At binary entry points (e.g., `main`) it is acceptable to convert to `String` or `anyhow::Error` for display.

---

## Logging

### Use the `log` crate macros

All log output must go through the `log` crate. Never use `println!`, `eprintln!`, or `dbg!` in library code. This makes output compatible with any logging backend (env_logger, tracing, structured logging, etc.).

```rust
// Bad
println!("Creating VM: {}", name);

// Good
use log::{info, debug, warn};
info!("Creating VM: {name}");
debug!("VM XML:\n{xml}");
warn!("Network already active, skipping creation");
```

Use the right level:

| Level   | When to use |
|---------|-------------|
| `error` | Unrecoverable failures (before returning Err) |
| `warn`  | Recoverable issues, skipped steps |
| `info`  | High-level progress events visible in normal operation |
| `debug` | Detailed operational info useful for debugging |
| `trace` | Very granular, per-iteration or per-call data |

Log before significant operations and after unexpected conditions. Do not log inside tight loops at `info` level.

---

## Types and Builders

### Derive `Serialize` on all public domain types

All public structs and enums that represent configuration or state should derive `serde::Serialize`. Add `Deserialize` when round-trip serialization is needed.

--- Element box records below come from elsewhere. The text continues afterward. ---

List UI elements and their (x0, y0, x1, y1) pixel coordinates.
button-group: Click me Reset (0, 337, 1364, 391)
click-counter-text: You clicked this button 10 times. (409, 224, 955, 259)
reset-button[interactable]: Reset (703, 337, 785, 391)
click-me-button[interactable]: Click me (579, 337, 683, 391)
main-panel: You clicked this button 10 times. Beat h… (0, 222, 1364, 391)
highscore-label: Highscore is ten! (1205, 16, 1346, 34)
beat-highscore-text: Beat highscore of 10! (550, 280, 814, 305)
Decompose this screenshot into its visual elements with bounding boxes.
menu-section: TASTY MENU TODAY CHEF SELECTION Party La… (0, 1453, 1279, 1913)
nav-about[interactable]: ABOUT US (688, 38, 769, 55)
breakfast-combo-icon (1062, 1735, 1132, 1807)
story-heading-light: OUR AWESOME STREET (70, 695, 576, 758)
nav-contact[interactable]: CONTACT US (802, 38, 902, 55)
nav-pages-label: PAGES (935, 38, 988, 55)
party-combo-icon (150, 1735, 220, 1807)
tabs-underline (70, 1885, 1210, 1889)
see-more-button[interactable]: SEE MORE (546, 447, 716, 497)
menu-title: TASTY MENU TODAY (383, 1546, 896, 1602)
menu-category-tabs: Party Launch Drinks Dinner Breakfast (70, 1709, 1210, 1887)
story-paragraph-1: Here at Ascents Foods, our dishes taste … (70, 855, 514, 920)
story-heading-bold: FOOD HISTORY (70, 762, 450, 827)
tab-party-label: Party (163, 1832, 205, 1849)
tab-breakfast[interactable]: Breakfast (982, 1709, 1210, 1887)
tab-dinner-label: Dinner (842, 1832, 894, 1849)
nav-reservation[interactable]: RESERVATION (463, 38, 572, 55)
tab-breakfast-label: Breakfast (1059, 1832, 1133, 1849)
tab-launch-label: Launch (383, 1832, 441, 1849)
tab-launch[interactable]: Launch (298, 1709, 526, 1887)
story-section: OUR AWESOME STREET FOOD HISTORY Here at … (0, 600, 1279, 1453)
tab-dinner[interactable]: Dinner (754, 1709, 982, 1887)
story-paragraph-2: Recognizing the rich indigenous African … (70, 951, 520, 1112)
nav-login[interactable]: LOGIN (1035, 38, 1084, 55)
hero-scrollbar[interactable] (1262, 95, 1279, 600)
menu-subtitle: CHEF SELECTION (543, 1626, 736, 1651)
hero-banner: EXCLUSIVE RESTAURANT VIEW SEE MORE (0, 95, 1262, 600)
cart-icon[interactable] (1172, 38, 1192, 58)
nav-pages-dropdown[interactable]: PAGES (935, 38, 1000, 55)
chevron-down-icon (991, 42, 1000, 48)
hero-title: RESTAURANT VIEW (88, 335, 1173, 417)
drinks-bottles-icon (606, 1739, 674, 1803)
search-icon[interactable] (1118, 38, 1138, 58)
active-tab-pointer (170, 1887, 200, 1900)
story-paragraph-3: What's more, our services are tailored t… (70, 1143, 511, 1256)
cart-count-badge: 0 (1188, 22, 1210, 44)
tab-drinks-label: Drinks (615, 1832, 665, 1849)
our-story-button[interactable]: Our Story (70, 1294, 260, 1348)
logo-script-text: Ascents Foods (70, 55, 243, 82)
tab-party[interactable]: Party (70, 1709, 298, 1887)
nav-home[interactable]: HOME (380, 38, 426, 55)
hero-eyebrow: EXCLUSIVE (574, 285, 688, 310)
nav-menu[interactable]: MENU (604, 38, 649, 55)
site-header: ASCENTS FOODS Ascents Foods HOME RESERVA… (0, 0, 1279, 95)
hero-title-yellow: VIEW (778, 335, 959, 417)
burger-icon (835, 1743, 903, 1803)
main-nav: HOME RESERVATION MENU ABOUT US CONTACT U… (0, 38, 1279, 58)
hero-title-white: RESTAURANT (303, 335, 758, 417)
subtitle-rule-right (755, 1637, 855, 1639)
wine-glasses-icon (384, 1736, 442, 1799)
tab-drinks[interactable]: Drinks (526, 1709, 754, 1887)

### Builder pattern for complex configs

When a type has more than three fields or optional fields, provide a builder. The builder pattern allows named, incremental construction without positional arguments.

```rust
let config = VmConfig::builder("bootstrap")
    .cpu(4)
    .memory_gb(8)
    .disk(DiskConfig::new(50).labeled("os"))
    .disk(DiskConfig::new(100).labeled("data"))
    .network(NetworkRef::named("harmonylan"))
    .boot_order([BootDevice::Network, BootDevice::Disk])
    .build();
```

### Avoid `pub` fields on config structs

Expose data through methods or the builder, not raw field access. This preserves the ability to validate, rename, or change representation without breaking callers.

---

## Async

### Use `tokio` for all async runtime needs

All async code runs on tokio. Use `tokio::spawn`, `tokio::time`, etc. Use `#[async_trait]` for traits with async methods.

### No blocking in async context

Never call blocking I/O (file I/O, network, process spawn) directly in an async function. Use `tokio::fs`, `tokio::process`, or `tokio::task::spawn_blocking` as appropriate.

---

## Module Structure

### Follow the `Score` / `Interpret` pattern

Modules that represent deployable infrastructure should implement `Score<T: Topology>` and `Interpret<T>`:

- `Score` is the serializable, clonable configuration declaring *what* to deploy
- `Interpret` does the actual work when `execute()` is called

```rust
pub struct KvmScore {
    network: NetworkConfig,
    vms: Vec<VmConfig>,
}

impl<T: Topology + KvmHost> Score<T> for KvmScore {
    fn create_interpret(&self) -> Box<dyn Interpret<T>> {
        Box::new(KvmInterpret::new(self.clone()))
    }
    fn name(&self) -> String { "KvmScore".to_string() }
}
```

### Flatten the public API in `mod.rs`

Internal submodules are implementation detail. Re-export what callers need at the module root:

```rust
// modules/kvm/mod.rs
mod connection;
mod domain;
mod network;
mod error;
mod xml;

pub use connection::KvmConnection;
pub use domain::{VmConfig, VmConfigBuilder, VmStatus, DiskConfig, BootDevice};
pub use error::KvmError;
pub use network::NetworkConfig;
```

---

## Commit Style

Follow [Conventional Commits](https://www.conventionalcommits.org/en/v1.0.0/):

```
feat(kvm): add network isolation support
fix(kvm): correct memory unit conversion for libvirt
refactor(kvm): replace virsh subprocess calls with virt crate bindings
docs: add coding guide
```

Keep pull requests small and single-purpose (under ~200 lines excluding generated code). Do not mix refactoring, bug fixes, and new features in one PR.